While there are many artists who can successfully translate one book into picture form, there are only a few who can do so consistently over many books and a range of topics. Here are some of my favorites among those few. There are others that should be here, but now I have an excuse to write “Illustrators Revisited”.
- Jane Chapman – Most well known for her illustrations of the Bear books by Karma Wilson, Chapman has many other books to her credit, including my favorite I’m Not Sleepy!. Her art is fun, vivid, and instantly relatable.
- Kadir Nelson – I cannot say enough about Kadir Nelson’s work. You may remember him from my list of favorite children’s book authors and now I will recognize him for his phenomenal illustrations. Nelson’s illustrations are realistic and stunning. Every person’s library should include his books, adults and children alike. I have already mentioned the wonder that is He’s Got the Whole World in His Hands, but for a timely and excellently illustrated book to follow up with, get Heart and Soul: The Story of America and African Americans.
- Guy Parker-Rees – Parker-Rees is the artistic hand behind some of my favorite children’s books. His illustrations for The Hippo-NOT-amus and Down By the Cool of the Pool are lively, exciting, and expressive.
- Leo Lionni – I have found every book with illustrations by Leo Lionni (and there are many) to be fascinating. His unique ability communicate volumes using such simply beautiful pictures is unmatched. From Fredrick to Chameleon to Swimmy, Lionni’s work is remarkable.
- Donald Crews – Freight Train belongs on every child’s bookshelf.

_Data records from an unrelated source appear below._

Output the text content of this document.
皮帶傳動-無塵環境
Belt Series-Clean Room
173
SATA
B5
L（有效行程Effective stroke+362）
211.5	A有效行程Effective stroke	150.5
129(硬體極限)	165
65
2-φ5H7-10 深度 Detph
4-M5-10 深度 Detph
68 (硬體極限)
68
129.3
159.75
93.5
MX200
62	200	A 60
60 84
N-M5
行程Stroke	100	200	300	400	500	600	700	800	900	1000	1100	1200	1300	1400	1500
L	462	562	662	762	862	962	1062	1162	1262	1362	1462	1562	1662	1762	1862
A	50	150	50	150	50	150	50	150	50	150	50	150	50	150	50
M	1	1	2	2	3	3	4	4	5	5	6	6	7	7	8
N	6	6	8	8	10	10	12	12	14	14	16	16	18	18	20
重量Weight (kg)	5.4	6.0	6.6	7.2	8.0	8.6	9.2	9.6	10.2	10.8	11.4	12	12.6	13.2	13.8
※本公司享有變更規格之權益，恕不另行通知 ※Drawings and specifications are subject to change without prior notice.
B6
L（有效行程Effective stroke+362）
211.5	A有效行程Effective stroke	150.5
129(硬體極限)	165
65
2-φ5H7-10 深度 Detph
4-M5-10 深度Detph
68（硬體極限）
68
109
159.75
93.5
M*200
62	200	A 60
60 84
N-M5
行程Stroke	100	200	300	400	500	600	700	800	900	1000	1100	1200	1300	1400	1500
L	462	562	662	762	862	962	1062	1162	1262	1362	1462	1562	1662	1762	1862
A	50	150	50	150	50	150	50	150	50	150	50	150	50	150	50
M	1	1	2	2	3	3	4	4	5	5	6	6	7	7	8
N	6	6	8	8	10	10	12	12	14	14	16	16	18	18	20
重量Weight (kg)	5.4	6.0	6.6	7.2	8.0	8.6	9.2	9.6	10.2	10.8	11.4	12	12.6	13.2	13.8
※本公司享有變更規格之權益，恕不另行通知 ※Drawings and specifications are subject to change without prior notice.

It is a work of art. Having said that, there are many more books written and illustrated by Crews that deserve attention as well, including all his other books about different modes of transportation.

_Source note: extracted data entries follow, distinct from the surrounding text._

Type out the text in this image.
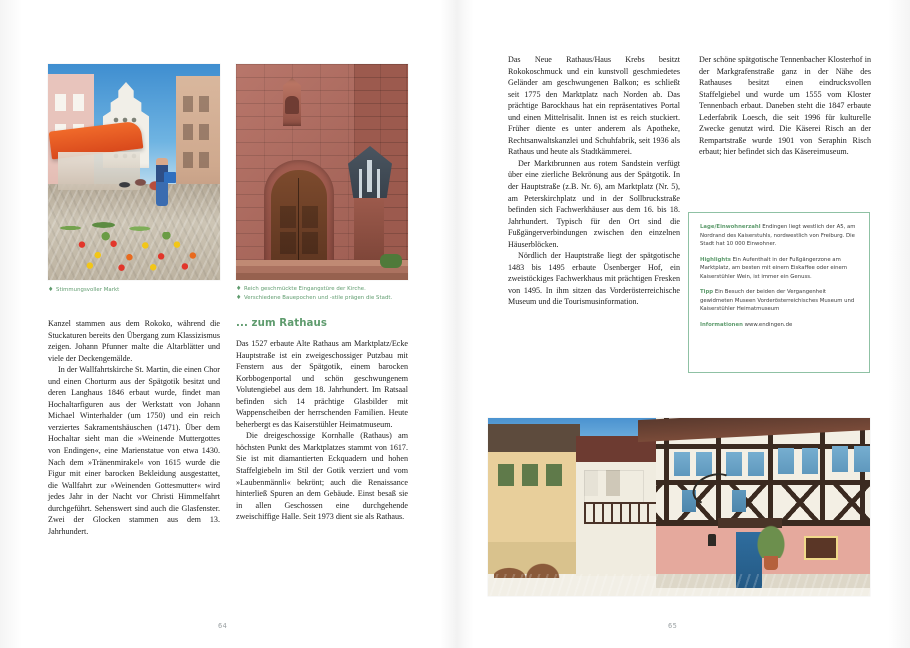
♦ Stimmungsvoller Markt	♦ Reich geschmückte Eingangstüre der Kirche.
♦ Verschiedene Bauepochen und -stile prägen die Stadt.

Kanzel stammen aus dem Rokoko, während die Stuckaturen bereits den Übergang zum Klassizismus zeigen. Johann Pfunner malte die Altarblätter und viele der Deckengemälde.

In der Wallfahrtskirche St. Martin, die einen Chor und einen Chorturm aus der Spätgotik besitzt und deren Langhaus 1846 erbaut wurde, findet man Hochaltarfiguren aus der Werkstatt von Johann Michael Winterhalder (um 1750) und ein reich verziertes Sakramentshäuschen (1471). Über dem Hochaltar sieht man die »Weinende Muttergottes von Endingen«, eine Marienstatue von etwa 1430. Nach dem »Tränenmirakel« von 1615 wurde die Figur mit einer barocken Bekleidung ausgestattet, die Wallfahrt zur »Weinenden Gottesmutter« wird jedes Jahr in der Nacht vor Christi Himmelfahrt durchgeführt. Sehenswert sind auch die Glasfenster. Zwei der Glocken stammen aus dem 13. Jahrhundert.

... zum Rathaus

Das 1527 erbaute Alte Rathaus am Marktplatz/Ecke Hauptstraße ist ein zweigeschossiger Putzbau mit Fenstern aus der Spätgotik, einem barocken Korbbogenportal und schön geschwungenem Volutengiebel aus dem 18. Jahrhundert. Im Ratsaal befinden sich 14 prächtige Glasbilder mit Wappenscheiben der herrschenden Familien. Heute beherbergt es das Kaiserstühler Heimatmuseum.

Die dreigeschossige Kornhalle (Rathaus) am höchsten Punkt des Marktplatzes stammt von 1617. Sie ist mit diamantierten Eckquadern und hohen Staffelgiebeln im Stil der Gotik verziert und vom »Laubenmännli« bekrönt; auch die Renaissance hinterließ Spuren an dem Gebäude. Einst besaß sie in allen Geschossen eine durchgehende zweischiffige Halle. Seit 1973 dient sie als Rathaus.

64

Das Neue Rathaus/Haus Krebs besitzt Rokokoschmuck und ein kunstvoll geschmiedetes Geländer am geschwungenen Balkon; es schließt seit 1775 den Marktplatz nach Norden ab. Das prächtige Barockhaus hat ein repräsentatives Portal und einen Mittelrisalit. Innen ist es reich stuckiert. Früher diente es unter anderem als Apotheke, Rechtsanwaltskanzlei und Schuhfabrik, seit 1936 als Rathaus und heute als Stadtkämmerei.

Der Marktbrunnen aus rotem Sandstein verfügt über eine zierliche Bekrönung aus der Spätgotik. In der Hauptstraße (z.B. Nr. 6), am Marktplatz (Nr. 5), am Peterskirchplatz und in der Sollbruckstraße befinden sich Fachwerkhäuser aus dem 16. bis 18. Jahrhundert. Typisch für den Ort sind die Fußgängerverbindungen zwischen den einzelnen Häuserblöcken.

Nördlich der Hauptstraße liegt der spätgotische 1483 bis 1495 erbaute Üsenberger Hof, ein zweistöckiges Fachwerkhaus mit prächtigen Fresken von 1495. In ihm sitzen das Vorderösterreichische Museum und die Tourismusinformation.

Der schöne spätgotische Tennenbacher Klosterhof in der Markgrafenstraße ganz in der Nähe des Rathauses besitzt einen eindrucksvollen Staffelgiebel und wurde um 1555 vom Kloster Tennenbach erbaut. Daneben steht die 1847 erbaute Lederfabrik Loesch, die seit 1996 für kulturelle Zwecke genutzt wird. Die Käserei Risch an der Rempartstraße wurde 1901 von Seraphin Risch erbaut; hier befindet sich das Käsereimuseum.

Lage/Einwohnerzahl Endingen liegt westlich der A5, am Nordrand des Kaiserstuhls, nordwestlich von Freiburg. Die Stadt hat 10 000 Einwohner.

Highlights Ein Aufenthalt in der Fußgängerzone am Marktplatz, am besten mit einem Eiskaffee oder einem Kaiserstühler Wein, ist immer ein Genuss.

Tipp Ein Besuch der beiden der Vergangenheit gewidmeten Museen Vorderösterreichisches Museum und Kaiserstühler Heimatmuseum

Informationen www.endingen.de

65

- Ed Young – One of the first books I read to my students was Seven Blind Mice. The colors against the black pages are outstanding and eye-catching. The book itself is brilliant in its introduction to colors, numbers, days of the week, and an important lesson learned, but it is the illustrations that make it so memorable.
- Derek Anderson – As the illustrator behind the adorable Little Quack, I have a soft spot for Anderson’s bright, energetic pictures. In addition to following Little Quack’s escapades, I have found a renewed appreciation for Anderson’s illustrations in Waking Dragons. He has an uncanny style that embodies adventure and cuteness and it is thoroughly enjoyable.
- Renata Liwska – Liwska’s soft, comforting illustrations are the picture equivalent of a warm blanket on a winter’s day. Just looking at her pictures turns me poetic. Red Wagon is one of those near perfect picture books and it is the beautiful illustrations that give it life.
- Pat Hutchins – Hutchins’ unique artistic style give her books a lasting impression. It is difficult to define her style, but if you have questions as to her amazing creative ability, click on the link to her website. As for her books, my favorite is Barn Dance!. I find myself coming back to her books again and again, especially Little Pink Pig and Bumpety Bump.
- Chris Van Allsburg – Jumanji and The Polar Express are a master’s class in how to brilliantly illustrate books. Van Allsburg’s muted use of color and attention to detail give his illustrations a riveting effect. He is among the very best in his craft.
I am grateful for these artists who give such incredible vision to the written word. I know there are many more like them and would enjoy hearing your additions to the list.